Por eso, la justicia en España, y en Euskadi en particular, ha de asumir su responsabilidad, porque no puede quedar en evidencia cada vez que un ciudadano comprometido con los valores de la paz y de la tolerancia llega a sentirse en la más completa indefensión observando que quienes practican la violencia terrorista en Euskadi no sólo pueden ocupar cargos públicos y apalear concejales, sino que se permiten mofarse del propio sistema estando de parte de los violentos, compartiendo la miseria de la violencia. Esto solamente puede producir perplejidad e indignación en una sociedad que presume de democrática.
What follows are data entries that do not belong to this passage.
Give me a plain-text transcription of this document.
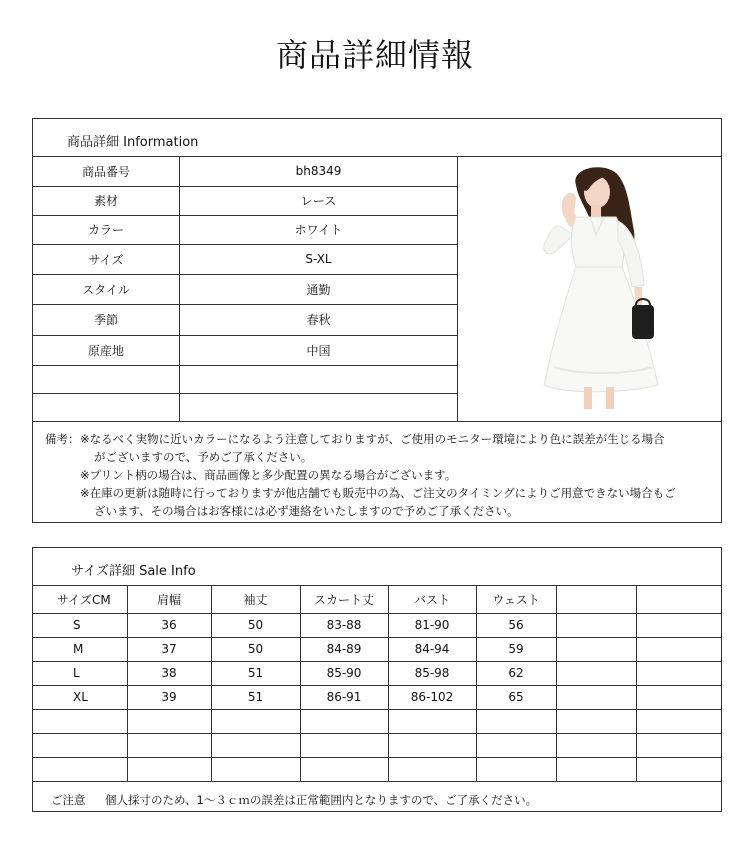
商品詳細情報
商品詳細 Information
商品番号	bh8349
素材	レース
カラー	ホワイト
サイズ	S-XL
スタイル	通勤
季節	春秋
原産地	中国

備考： ※なるべく実物に近いカラーになるよう注意しておりますが、ご使用のモニター環境により色に誤差が生じる場合
がございますので、予めご了承ください。
※プリント柄の場合は、商品画像と多少配置の異なる場合がございます。
※在庫の更新は随時に行っておりますが他店舗でも販売中の為、ご注文のタイミングによりご用意できない場合もご
ざいます、その場合はお客様には必ず連絡をいたしますので予めご了承ください。
サイズ詳細 Sale Info
サイズCM	肩幅	袖丈	スカート丈	バスト	ウェスト		
S	36	50	83-88	81-90	56		
M	37	50	84-89	84-94	59		
L	38	51	85-90	85-98	62		
XL	39	51	86-91	86-102	65		

ご注意 個人採寸のため、1～３ｃｍの誤差は正常範囲内となりますので、ご了承ください。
Este cúmulo de situaciones nos lleva a echar en falta el liderazgo de quien tiene la más alta responsabilidad política de la comunidad. Los ciudadanos eligen a sus representantes y sitúan a sus líderes para que definan puntos claros de referencia. Y, cuando escuchamos al lehendakari, no acabamos de saber si precisamos un diccionario para no iniciados o si en realidad no hay nada que leer entre líneas o simplemente es rehén de su propia ideología. Este ensimismamiento, que no es sino política de avestruz, revela una tremenda falta de ideas, de valentía, de liderazgo y de coraje político para definir los mimbres necesarios para tejer un cesto que hace agua desaforadamente.
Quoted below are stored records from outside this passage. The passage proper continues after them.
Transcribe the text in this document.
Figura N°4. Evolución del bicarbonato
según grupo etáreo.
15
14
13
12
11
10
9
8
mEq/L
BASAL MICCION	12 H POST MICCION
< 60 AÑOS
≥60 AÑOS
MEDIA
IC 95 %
Es preciso aportar soluciones urgentes. Y no cabe ninguna duda de que Euskadi se está convirtiendo en el país de los discursos por antonomasia. La imaginería y el eslogan han sustituido a los principios y a la creatividad. El sometimiento a que los violentos tratan de conducir a la sociedad civil está llevando al desasosiego más generalizado. Por ello, el Gobierno vasco ha de asumir toda su responsabilidad para liderar con firmeza una sociedad que hoy se encuentra al pairo de las coyunturas. No se puede trasladar la carga de la defensa de los valores democráticos, por dejación, a los colectivos sociales, practicando un autismo político que no deja de producir sonrojo y también vergüenza.
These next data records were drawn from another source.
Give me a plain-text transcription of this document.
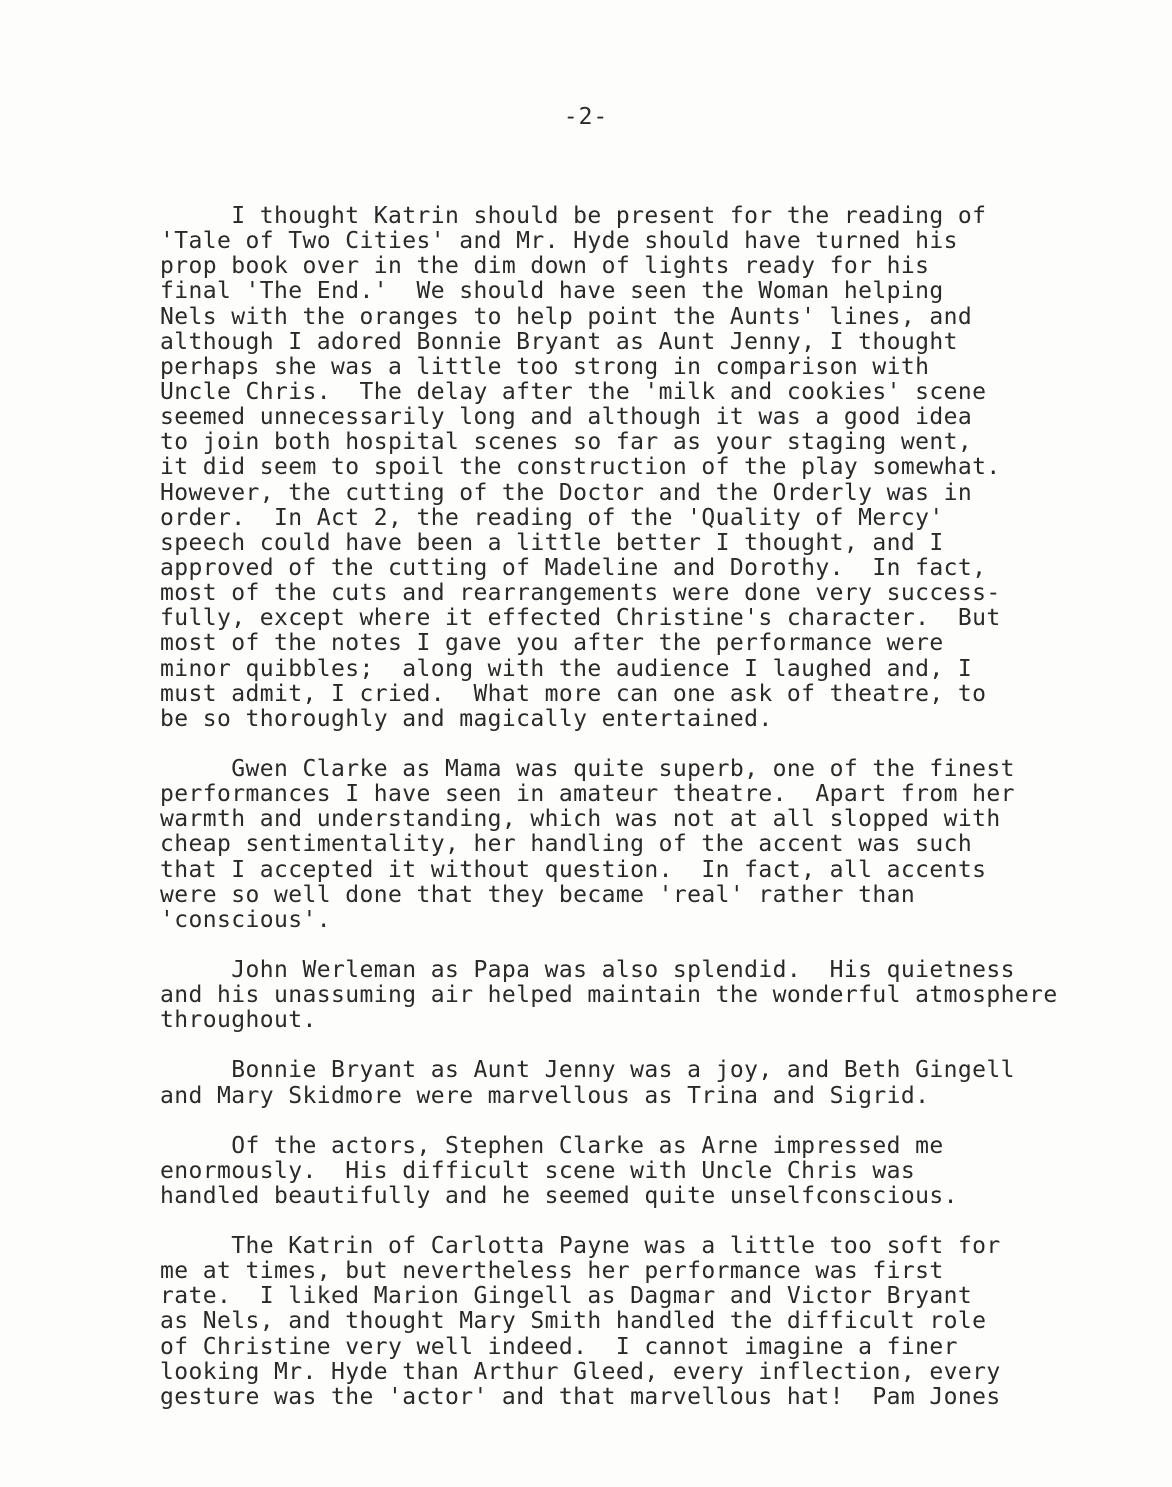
-2-
I thought Katrin should be present for the reading of
'Tale of Two Cities' and Mr. Hyde should have turned his
prop book over in the dim down of lights ready for his
final 'The End.'  We should have seen the Woman helping
Nels with the oranges to help point the Aunts' lines, and
although I adored Bonnie Bryant as Aunt Jenny, I thought
perhaps she was a little too strong in comparison with
Uncle Chris.  The delay after the 'milk and cookies' scene
seemed unnecessarily long and although it was a good idea
to join both hospital scenes so far as your staging went,
it did seem to spoil the construction of the play somewhat.
However, the cutting of the Doctor and the Orderly was in
order.  In Act 2, the reading of the 'Quality of Mercy'
speech could have been a little better I thought, and I
approved of the cutting of Madeline and Dorothy.  In fact,
most of the cuts and rearrangements were done very success-
fully, except where it effected Christine's character.  But
most of the notes I gave you after the performance were
minor quibbles;  along with the audience I laughed and, I
must admit, I cried.  What more can one ask of theatre, to
be so thoroughly and magically entertained.
Gwen Clarke as Mama was quite superb, one of the finest
performances I have seen in amateur theatre.  Apart from her
warmth and understanding, which was not at all slopped with
cheap sentimentality, her handling of the accent was such
that I accepted it without question.  In fact, all accents
were so well done that they became 'real' rather than
'conscious'.
John Werleman as Papa was also splendid.  His quietness
and his unassuming air helped maintain the wonderful atmosphere
throughout.
Bonnie Bryant as Aunt Jenny was a joy, and Beth Gingell
and Mary Skidmore were marvellous as Trina and Sigrid.
Of the actors, Stephen Clarke as Arne impressed me
enormously.  His difficult scene with Uncle Chris was
handled beautifully and he seemed quite unselfconscious.
The Katrin of Carlotta Payne was a little too soft for
me at times, but nevertheless her performance was first
rate.  I liked Marion Gingell as Dagmar and Victor Bryant
as Nels, and thought Mary Smith handled the difficult role
of Christine very well indeed.  I cannot imagine a finer
looking Mr. Hyde than Arthur Gleed, every inflection, every
gesture was the 'actor' and that marvellous hat!  Pam Jones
Definamos los instrumentos, tracemos el camino y asumamos todos nuestra cuota de responsabilidad. Pero no persistamos en esta ironía que relega a los ciudadanos a la más absoluta orfandad de liderazgo y de esperanza. Quizás sea éste un mensaje pesimista pero real; no es éste el momento para la música celestial, pese a que muchos de los más cualificados dirigentes políticos nacionalistas no hayan reparado en ello. Hoy se hace urgente el cambio político en Euskadi, no podemos resignarnos ante tanto despropósito. El nacionalismo ha tenido más de veinte años, tiempo suficiente para dar solución a los problemas, y ha fracasado.
Puede que el hecho de otear Euskadi desde una atalaya como hace el nacionalismo pueda proporcionar una visión global del país. Pero no estaría de más que el lehendakari huyera de pontificar con elementos de juicio más propios de cenáculos de batzoki que del hecho de pulsar la realidad social de Euskadi y de sus gentes un poquito más a pie de obra. Tal vez de este modo obtendría nuevos datos. No tan patrióticos quizás, pero con seguridad más sustanciales.
Javier Rojo es vicepresidente segundo del Senado y senador del PSE por Álava.